Эксперимента, который может убить душу Вселенной…
Отрывок из книги:
Шестеро
Москва – Санкт-Петербург
Небо безумного цвета
Ехать предстояло почти десять часов, и Ри с Итом, когда вышли из дома, не сговариваясь, завернули в кулинарию – во-первых, продуктов дома не было, а в дороге неплохо бы поесть, во-вторых, может получится купить «кое-чего», понятно чего. Берта не возражала, напутствий им не давала, условий не ставила и ругаться не пробовала… впрочем, она давно уже не ругалась. Нет, Ит, когда приедет, признается, само собой, но, кажется, ей уже почти всё равно.
Погода была так себе. Холодный ветер с реки, низкие тяжёлые тучи, в воздухе – словно водяная взвесь. Дождь не дождь, но штормовка через десять минут становится волглой, влажной, и волосы отсыревают, и холод пробирается куда-то внутрь, вглубь, словно хочет заполнить собой душу… впрочем, он и так давно там, и деваться от него совсем уже некуда.
Кулинария, которая находилась в левом крыле высотки на Котельнической, встретила их гулким просторным эхом. Влажный пол, полупустые прилавки, где-то вдалеке раздражённые голоса, звяканье молочных бутылок. И смесь запахов – непередаваема, потому что всё сразу, всё вместе. Сырость, свежий дрожжевой аромат хлеба, чесночный душок, квашеная капуста, плесень, мокрый камень, свежий земляной дух – картошку привезли и пересыпают сейчас в бумажные пакеты, по три кило… Всё и сразу, одновременно, и уже настолько давно буднично-привычно, что кажется чем-то само собой разумеющимся.
Им повезло, попали как раз на «после завоза». Удалось купить пирожков с печёнкой, батон ливерной колбасы и две водки по ноль пять. Водка была дорогая, поэтому очереди за ней не стояло. Ит знал, что через пару-тройку часов и эту разберут, но они оказались в магазине в самый разгар рабочего дня… в общем, взяли так взяли.
После кулинарии отправились на Белорусскую, а оттуда, рейсовым катером, на Миусы. Вернее, на ту часть Миусского кладбища, где хоронили «нехристей» – Кира, как рауф, в освящённой земле хоронить, конечно, никто бы не позволил, и хорошо, что нашлось место…
Какое, к чёрту, «хорошо»! Лучше некуда, ничего не скажешь. Ит вспомнил, как это было – и в который раз удивился самому себе. Нет, мы не люди всё-таки. Люди… реагируют не так. Это у людей бывает – вот эти все фразы, это смирение, это прорастание быльём, это псевдофилософское «ну, теперь уж ничего не поделаешь». А у них… Восемнадцать лет прошло после того, как гроб опустили в землю, а для Скрипача, да и для него самого это было словно вчера. И память не сгладилась, и время не вылечило.

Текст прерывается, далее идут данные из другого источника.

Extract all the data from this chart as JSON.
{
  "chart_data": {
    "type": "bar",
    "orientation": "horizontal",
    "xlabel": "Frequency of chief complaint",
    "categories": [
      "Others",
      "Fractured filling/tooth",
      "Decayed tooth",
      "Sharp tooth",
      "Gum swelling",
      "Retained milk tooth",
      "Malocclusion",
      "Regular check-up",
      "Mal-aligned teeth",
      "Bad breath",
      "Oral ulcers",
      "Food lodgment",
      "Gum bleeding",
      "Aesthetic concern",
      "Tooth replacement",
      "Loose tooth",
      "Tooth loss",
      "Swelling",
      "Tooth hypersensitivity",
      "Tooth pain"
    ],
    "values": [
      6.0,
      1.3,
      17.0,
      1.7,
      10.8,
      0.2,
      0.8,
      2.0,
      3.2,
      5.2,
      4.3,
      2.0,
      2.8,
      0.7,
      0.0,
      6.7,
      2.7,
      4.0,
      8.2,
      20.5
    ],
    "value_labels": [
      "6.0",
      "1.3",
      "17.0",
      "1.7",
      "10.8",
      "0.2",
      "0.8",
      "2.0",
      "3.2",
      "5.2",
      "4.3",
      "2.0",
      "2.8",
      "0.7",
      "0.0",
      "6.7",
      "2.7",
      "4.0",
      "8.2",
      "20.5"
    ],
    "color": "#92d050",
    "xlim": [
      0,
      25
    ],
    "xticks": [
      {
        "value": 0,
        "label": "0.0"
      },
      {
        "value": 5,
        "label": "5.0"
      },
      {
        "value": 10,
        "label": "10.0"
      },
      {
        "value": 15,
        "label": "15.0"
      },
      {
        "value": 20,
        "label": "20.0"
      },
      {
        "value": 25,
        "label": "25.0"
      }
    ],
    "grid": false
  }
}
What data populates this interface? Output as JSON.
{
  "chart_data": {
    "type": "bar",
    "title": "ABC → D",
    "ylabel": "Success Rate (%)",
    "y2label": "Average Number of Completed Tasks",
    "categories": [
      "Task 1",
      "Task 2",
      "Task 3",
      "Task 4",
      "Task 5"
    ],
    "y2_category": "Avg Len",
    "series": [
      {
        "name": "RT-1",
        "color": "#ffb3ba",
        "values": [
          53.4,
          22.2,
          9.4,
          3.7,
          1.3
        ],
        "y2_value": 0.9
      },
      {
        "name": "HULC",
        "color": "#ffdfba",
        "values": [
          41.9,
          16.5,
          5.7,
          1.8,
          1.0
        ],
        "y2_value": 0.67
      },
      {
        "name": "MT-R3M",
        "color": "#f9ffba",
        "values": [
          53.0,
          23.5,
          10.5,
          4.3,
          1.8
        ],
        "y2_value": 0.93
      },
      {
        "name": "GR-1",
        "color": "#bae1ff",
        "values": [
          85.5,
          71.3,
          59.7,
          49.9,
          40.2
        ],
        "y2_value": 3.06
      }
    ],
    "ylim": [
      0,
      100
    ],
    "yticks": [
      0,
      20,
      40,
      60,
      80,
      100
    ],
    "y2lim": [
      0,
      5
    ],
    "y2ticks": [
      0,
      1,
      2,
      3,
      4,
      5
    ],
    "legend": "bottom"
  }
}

«Никого оно не лечит, время», – мрачно подумал Ит.
Склероз лечит, это да… жаль, что у нас склероза не бывает. Для нас всё, что в прошлом, всегда «вчера». Насколько проще тем, у кого с памятью нелады.
– О чём думаешь? – поинтересовался Ри.
– О том, что нас убивают собственные же головы, – вздохнул Ит. – А мы, кажется, ничего не имеем против.
– А, ты вот про что. Ну да, всё так, – Ри покивал. – Я хожу на Фонтанку, туда, где это случилось… там на камнях царапины остались. Так вот, я помню даже, как каждый осколок летел, где в воду упал… – Он помотал головой, зажмурился. – Двадцать лет, а словно вчера. Веришь?
– Верю, – кивнул Ит. – У меня то же самое.
Ит подумал – мы говорим про это каждый год. Каждую осень. Мы бы говорили чаще, наверное, но мы бережём друг друга, мы пытаемся беречь друг друга, и весь остальной год мы не говорим, мы молчим, но непроизнесённое всегда присутствует, и никуда от этого не деться.
Дождь припустил сильнее, они попробовали втиснуться под навес, но мест, даже стоячих, не оказалось, всё позанимали люди, севшие на катер раньше. Ладно, плевать. В машине будет сухо, ерунда.
– А эти чего не поехали? – спросил Ит. Спросил только для того, чтобы не стояло сейчас стеной между ними молчание, в котором есть место только для тоски и ни для чего больше.
Ри попытался улыбнуться, но ничего не вышло – вместо улыбки получилась жалкая вымученная гримаса.
– Брид опять придумал какую-то хрень, поэтому они сидят в вентиляции и делают вид, что сторожат квартиру. По-моему, они давно свихнулись оба. Ничем не лучше меня… или Рыжего.
Ит пожал плечами.
– Ну, мы все, в принципе, никогда особенно нормальными не были, – заметил он. – Просто сейчас…
– Просто больно очень. А когда больно, эти дела сильнее проявляются, – Ри поплотнее запахнул куртку. – Ит, вот ты… ну как тебе сказать… ты один нас тянул, по сути, эти годы. Но ведь тебе самому… не… не проще ведь? Как ты справился?
– Я не справился, – отрицательно покачал головой Ит. – Я тоскую точно так же. Кир, светлого ему пути, в своё время говорил, что я застрял в прошлом. А как можно не застрять, если так любишь кого-то? Другой вопрос, что я учился… учился молчать. Как видишь, научился.
– Н-да, – протянул Ри. – Когда-то, давным-давно, я считал тебя мямлей, помнишь?
– А как же, – кивнул Ит. – Смешно было, верно? Молодые и глупые.
– Не сказал бы. Ит, вот только как это получилось, что сейчас ты оказался сильнее нас всех? Это ведь действительно так.
– Не вешай на меня заслуги, которых я за собой не чувствую совершенно, – Ит поморщился. – Я ни разу не сильнее. Тебе просто так кажется.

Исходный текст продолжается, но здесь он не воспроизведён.